Many Saints broadens the scope of a mob movie, however. The screen is also filled with a blazing re-creation of New Jersey’s riotous uprising against racist violence in the Long Hot Summer of 1967. The Many Saints of Newark treads similar ground as The Sopranos in its intimate portraits of toxic families poisoning future generations, but also tells a wider of story of this convulsive refusal to learn from the past, a chilling cycle of anger and self-loathing in homes and in the nation. If you’re wondering why a Sopranos prequel is relevant in 2021, look no further than the scene in which white cops brutalize a Black man and spark a wave of protest. The film shows troops sweeping the streets, explicitly drawing a parallel with the Vietnam War raging at the time, and implicitly with the violence of today.
But while it’s visually cinematic, and belongs to a rich tradition of cinema, The Many Saints of Newark is inescapably part of a larger story. A feature film is by definition a standalone story wrapped up in a couple of hours. Except nowadays that isn’t so, thanks to your franchises and your Marvel Cinematic Universes and your Dune Part Ones, all setting up sequels to fill streaming services forever more. Many Saints is far from a frothy franchise entry but it does extend beyond the boundaries of its two-hour run-time. And not just because of its links to the TV show we know — while it’s on the scale of a movie, Many Saints stubbornly refuses the neatness of a movie’s beginning, middle and end.
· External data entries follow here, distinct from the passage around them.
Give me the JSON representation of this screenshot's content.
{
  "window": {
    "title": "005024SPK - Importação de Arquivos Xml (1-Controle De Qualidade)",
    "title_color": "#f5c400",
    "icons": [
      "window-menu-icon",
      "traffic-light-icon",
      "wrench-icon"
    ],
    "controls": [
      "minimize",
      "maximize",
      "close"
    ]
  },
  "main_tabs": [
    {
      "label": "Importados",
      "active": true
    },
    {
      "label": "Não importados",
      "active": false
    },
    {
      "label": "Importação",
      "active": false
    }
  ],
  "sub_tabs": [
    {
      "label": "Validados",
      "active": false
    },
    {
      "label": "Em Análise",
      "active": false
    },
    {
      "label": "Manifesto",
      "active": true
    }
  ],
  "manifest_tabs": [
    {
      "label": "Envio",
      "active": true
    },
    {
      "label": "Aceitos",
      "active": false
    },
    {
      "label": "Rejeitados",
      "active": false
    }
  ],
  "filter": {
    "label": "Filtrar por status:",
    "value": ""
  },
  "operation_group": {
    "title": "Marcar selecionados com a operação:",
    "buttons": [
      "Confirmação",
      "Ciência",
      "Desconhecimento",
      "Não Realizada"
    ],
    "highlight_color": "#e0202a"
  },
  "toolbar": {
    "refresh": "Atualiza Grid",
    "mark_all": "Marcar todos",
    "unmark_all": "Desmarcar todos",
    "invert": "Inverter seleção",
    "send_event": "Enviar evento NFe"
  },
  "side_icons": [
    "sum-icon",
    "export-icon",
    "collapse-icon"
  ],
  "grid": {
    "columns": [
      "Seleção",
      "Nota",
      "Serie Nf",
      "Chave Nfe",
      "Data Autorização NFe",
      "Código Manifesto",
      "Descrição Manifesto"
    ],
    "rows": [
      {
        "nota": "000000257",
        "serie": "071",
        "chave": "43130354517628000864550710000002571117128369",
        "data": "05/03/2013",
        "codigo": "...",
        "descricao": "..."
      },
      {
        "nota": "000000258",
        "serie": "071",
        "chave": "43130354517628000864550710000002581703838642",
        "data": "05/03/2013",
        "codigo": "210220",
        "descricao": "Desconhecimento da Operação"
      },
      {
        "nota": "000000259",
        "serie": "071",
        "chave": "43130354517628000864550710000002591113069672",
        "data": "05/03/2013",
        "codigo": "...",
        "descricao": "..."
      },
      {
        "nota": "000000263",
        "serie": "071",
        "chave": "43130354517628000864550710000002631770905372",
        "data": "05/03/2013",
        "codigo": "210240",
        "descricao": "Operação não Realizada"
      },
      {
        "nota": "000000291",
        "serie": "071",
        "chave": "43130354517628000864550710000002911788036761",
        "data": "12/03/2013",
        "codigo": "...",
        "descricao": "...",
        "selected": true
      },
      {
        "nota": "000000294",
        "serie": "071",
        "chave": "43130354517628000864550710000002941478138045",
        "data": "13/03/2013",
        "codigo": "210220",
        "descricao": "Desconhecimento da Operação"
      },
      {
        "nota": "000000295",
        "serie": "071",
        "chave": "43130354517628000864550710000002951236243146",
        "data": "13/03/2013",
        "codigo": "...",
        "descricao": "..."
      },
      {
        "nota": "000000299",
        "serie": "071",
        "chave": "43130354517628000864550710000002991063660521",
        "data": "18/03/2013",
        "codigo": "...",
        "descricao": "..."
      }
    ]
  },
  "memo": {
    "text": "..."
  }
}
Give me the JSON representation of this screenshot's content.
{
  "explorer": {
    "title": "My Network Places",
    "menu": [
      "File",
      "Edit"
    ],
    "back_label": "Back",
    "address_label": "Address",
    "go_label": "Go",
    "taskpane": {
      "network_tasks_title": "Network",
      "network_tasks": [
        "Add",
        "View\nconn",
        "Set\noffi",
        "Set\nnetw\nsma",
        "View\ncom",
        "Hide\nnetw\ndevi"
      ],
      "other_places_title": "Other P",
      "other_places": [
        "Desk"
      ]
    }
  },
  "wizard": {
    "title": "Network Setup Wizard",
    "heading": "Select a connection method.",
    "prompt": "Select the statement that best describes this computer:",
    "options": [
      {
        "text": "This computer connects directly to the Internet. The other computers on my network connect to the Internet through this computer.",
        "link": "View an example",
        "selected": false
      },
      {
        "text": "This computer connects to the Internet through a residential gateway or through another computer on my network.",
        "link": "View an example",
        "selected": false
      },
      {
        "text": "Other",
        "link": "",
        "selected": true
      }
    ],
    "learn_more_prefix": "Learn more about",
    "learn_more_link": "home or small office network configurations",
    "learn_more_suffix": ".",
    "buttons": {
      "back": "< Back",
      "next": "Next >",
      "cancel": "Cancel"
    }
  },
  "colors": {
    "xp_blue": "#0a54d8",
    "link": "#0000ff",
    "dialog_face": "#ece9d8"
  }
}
Anyone who remembers the infamously abrupt climax of The Sopranos can guess how much resolution Many Saints is prepared to offer — or at least makes you work for it, offering thematic resonance rather than anything as crass as an ending.
This willful questioning of the very concept of endings makes this Sopranos film feel like a pilot episode of a new series. On the plus side, I would 100% watch that show. On the other hand, once the surface pleasures of the clothes, the music and Silvio’s wig fade away, The Many Saints of Newark leaves as many questions as pleasures.